Clara Bell Duvall
Dec. 23, 1896 – March 27, 1929
Clara Duvall, her husband, and five children (ages 6 months to 12 years) were living in Pittsburgh, Pa., with her parents due to limited financial resources when she learned she was pregnant again. Clara attempted a self-abortion with a knitting needle. Her doctor, knowing she was seriously ill and in severe pain, delayed sending her to a hospital for several weeks. The Catholic hospital where she died chose to list the cause of death as “pneumonia.”
Pauline Roberson Shirley
June 22, 1910 – August 22, 1940
Pauline Shirley and her six children were living with her mother in Arizona while her husband sought work in California. After an illegal abortion, she began to hemorrhage and was hospitalized. She needed massive transfusions. While Pauline’s mother searched the community for donors, Pauline bled to death.
Geraldine Santoro
August 16, 1935 – June 8, 1964
The photo of Geraldine Santoro dead on a hotel room floor has become a symbol for the horror of illegal abortion. Gerri, as she was known, lived on her family farm in Coventry, Conn., with her two daughters. At the age of 28, separated from her abusive husband, she became pregnant by another man, Clyde Dixon. Afraid that her husband would kill her if he found out, she and Dixon looked for ways to terminate her pregnancy. With no other options, they attempted to perform the procedure themselves. When the operation went awry, Dixon fled, leaving Santoro behind where she bled to death. A chambermaid found her body the next morning.
Rosie Jimenez
1950 – Oct. 3, 1977
A single mother with a 5-year-old daughter, Rosie Jimenez of McAllen, Texas, was a scholarship student six months away from her teaching credential.

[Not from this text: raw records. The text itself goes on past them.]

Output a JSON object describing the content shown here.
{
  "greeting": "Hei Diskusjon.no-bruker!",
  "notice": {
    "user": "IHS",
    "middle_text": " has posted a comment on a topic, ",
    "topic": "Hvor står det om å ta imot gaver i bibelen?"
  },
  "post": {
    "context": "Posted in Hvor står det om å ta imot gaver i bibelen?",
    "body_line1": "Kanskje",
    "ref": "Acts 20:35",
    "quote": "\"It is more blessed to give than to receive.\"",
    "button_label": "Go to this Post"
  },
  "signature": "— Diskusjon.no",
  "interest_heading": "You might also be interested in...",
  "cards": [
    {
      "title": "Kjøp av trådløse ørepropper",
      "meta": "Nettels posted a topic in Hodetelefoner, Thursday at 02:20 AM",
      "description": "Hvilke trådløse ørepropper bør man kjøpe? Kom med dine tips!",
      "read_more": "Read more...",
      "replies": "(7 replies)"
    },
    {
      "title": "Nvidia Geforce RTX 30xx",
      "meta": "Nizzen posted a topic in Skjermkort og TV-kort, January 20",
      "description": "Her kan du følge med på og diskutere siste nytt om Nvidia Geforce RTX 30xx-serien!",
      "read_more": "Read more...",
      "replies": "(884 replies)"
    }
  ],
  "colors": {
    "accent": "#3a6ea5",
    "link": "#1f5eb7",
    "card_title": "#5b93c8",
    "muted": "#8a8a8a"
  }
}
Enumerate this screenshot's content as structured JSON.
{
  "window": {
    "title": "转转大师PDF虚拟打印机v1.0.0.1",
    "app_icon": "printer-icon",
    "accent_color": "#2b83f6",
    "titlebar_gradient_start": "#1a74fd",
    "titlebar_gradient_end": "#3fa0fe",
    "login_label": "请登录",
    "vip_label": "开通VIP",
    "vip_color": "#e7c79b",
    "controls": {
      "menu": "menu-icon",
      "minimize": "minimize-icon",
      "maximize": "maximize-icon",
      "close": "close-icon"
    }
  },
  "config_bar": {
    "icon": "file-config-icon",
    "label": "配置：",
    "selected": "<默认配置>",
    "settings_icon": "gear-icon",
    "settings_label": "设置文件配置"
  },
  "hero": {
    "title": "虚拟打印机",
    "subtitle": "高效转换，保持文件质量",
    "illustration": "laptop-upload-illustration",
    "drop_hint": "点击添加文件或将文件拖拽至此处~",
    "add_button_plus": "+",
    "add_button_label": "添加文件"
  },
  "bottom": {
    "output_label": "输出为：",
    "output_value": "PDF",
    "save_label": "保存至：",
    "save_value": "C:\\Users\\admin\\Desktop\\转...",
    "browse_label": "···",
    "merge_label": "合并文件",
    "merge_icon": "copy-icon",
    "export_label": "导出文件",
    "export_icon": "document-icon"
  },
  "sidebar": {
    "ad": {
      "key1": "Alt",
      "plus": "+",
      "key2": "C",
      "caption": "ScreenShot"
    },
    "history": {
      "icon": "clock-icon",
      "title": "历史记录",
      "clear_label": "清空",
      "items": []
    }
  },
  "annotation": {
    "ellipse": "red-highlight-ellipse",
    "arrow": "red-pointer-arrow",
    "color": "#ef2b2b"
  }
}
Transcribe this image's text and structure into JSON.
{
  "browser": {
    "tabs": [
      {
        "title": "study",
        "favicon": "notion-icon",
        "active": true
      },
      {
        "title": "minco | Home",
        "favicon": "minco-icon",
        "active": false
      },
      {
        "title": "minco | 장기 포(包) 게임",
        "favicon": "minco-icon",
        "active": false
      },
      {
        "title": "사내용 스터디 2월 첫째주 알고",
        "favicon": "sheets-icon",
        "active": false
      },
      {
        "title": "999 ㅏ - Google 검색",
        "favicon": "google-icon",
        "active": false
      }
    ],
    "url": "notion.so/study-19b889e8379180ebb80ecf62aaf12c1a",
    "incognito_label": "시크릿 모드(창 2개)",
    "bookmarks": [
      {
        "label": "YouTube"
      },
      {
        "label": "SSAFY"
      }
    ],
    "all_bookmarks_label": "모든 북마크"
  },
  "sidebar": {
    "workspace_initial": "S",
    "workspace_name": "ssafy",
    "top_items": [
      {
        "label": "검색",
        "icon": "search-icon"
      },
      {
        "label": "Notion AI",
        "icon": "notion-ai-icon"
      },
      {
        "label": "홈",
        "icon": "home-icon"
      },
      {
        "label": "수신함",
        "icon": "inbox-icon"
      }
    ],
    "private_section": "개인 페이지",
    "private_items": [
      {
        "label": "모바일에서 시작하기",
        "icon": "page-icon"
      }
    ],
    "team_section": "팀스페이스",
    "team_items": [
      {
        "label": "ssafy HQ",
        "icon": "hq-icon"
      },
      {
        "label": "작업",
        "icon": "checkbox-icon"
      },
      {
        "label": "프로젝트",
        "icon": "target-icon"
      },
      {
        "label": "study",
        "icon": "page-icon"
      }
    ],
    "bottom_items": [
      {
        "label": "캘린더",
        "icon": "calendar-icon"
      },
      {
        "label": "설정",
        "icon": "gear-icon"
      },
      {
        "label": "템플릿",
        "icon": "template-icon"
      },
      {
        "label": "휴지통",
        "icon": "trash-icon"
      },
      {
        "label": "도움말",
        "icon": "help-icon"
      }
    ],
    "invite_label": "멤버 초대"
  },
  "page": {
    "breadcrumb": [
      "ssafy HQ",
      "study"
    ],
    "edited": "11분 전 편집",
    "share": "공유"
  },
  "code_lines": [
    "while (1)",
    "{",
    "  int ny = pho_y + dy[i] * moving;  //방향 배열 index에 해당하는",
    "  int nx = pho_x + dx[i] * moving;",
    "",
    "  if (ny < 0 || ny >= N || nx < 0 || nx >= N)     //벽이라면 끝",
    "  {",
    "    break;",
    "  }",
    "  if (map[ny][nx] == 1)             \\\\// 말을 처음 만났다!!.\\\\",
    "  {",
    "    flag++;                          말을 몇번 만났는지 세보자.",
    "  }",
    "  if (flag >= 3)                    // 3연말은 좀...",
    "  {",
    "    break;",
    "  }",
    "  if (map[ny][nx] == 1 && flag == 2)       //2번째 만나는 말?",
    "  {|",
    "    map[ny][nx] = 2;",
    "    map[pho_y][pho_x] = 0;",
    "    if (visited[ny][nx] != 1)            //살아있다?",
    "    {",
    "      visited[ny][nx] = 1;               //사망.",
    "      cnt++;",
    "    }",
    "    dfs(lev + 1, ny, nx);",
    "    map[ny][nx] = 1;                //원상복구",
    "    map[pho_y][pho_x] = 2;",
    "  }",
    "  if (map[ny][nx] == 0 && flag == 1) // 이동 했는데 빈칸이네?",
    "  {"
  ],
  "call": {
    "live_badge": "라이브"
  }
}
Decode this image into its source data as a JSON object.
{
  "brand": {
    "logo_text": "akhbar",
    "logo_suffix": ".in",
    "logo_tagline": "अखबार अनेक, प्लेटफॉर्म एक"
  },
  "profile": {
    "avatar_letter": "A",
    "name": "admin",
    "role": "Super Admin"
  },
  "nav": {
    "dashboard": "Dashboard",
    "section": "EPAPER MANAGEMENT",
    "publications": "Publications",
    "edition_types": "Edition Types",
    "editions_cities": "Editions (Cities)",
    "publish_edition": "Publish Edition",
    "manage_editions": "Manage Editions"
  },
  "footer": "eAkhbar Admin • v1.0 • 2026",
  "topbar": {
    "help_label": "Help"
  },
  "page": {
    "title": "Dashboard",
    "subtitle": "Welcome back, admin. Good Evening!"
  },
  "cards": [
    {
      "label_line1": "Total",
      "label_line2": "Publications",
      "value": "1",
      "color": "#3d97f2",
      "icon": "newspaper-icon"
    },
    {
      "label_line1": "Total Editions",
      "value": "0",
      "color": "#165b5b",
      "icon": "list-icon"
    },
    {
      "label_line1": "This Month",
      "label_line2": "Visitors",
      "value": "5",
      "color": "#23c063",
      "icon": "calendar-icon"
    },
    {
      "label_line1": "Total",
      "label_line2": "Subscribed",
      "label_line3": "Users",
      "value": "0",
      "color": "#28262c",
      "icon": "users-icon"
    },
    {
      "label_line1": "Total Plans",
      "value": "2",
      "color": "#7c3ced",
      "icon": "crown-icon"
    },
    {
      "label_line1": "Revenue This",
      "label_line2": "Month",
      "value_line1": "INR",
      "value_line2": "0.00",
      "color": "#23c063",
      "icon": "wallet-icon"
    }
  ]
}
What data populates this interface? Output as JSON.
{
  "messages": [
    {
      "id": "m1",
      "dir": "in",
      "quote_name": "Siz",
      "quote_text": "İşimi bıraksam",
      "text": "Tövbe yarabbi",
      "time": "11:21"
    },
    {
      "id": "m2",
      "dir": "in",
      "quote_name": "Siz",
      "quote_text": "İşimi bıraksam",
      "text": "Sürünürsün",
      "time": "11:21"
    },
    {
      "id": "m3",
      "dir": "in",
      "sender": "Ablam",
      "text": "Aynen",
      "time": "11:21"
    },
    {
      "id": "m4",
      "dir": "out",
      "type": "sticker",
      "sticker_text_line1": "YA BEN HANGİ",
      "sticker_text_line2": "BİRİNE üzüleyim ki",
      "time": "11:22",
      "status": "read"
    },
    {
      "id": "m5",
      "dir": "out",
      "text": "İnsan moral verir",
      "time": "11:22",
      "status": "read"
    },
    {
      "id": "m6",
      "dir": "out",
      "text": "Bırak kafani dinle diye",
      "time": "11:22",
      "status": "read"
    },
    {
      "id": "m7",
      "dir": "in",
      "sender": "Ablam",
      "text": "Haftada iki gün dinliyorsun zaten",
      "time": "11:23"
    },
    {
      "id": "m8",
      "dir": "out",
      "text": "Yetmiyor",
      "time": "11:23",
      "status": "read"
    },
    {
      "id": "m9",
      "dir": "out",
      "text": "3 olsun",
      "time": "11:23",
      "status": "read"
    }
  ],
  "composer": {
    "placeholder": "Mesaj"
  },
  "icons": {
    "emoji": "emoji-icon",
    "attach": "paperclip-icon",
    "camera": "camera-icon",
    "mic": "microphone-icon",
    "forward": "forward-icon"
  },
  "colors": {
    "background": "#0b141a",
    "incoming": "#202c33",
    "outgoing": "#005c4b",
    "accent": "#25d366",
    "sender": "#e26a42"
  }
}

She was the first known victim of the Hyde Amendment, which cut off Medicaid funding for abortion to women on public assistance — women who by the government’s own definition cannot afford health care. Too poor to pay for the procedure at a private clinic, she died in agony from a botched illegal abortion.
Becky Bell
August 24, 1971 – Sept. 16, 1988
At 17, Becky became a victim of an Indiana state law requiring parental consent for a minor to obtain an abortion. Unable to bring herself to disappoint her parents by telling them she was pregnant — or go before a judge to bypass the law — Becky sought an illegal abortion. When she became seriously ill, her parents rushed her to the hospital. In severe pain from a massive infection, Becky still could not tell them, and despite the efforts of the doctors, she died.
Savita Halappanavar
Died October 28, 2012
Halappanavar, a 31-year-old dentist, repeatedly asked doctors in a Galway hospital to terminate her 17-week fetus. Though she was literally in the process of miscarrying the fetus, the hospital refused to take any actions as long as there was a fetal heartbeat, with one nurse reminding the patient that Ireland is “a Catholic country.” Halappanavar died a few days later. The tragedy justifiably sparked international protest against Ireland’s draconian abortion policies.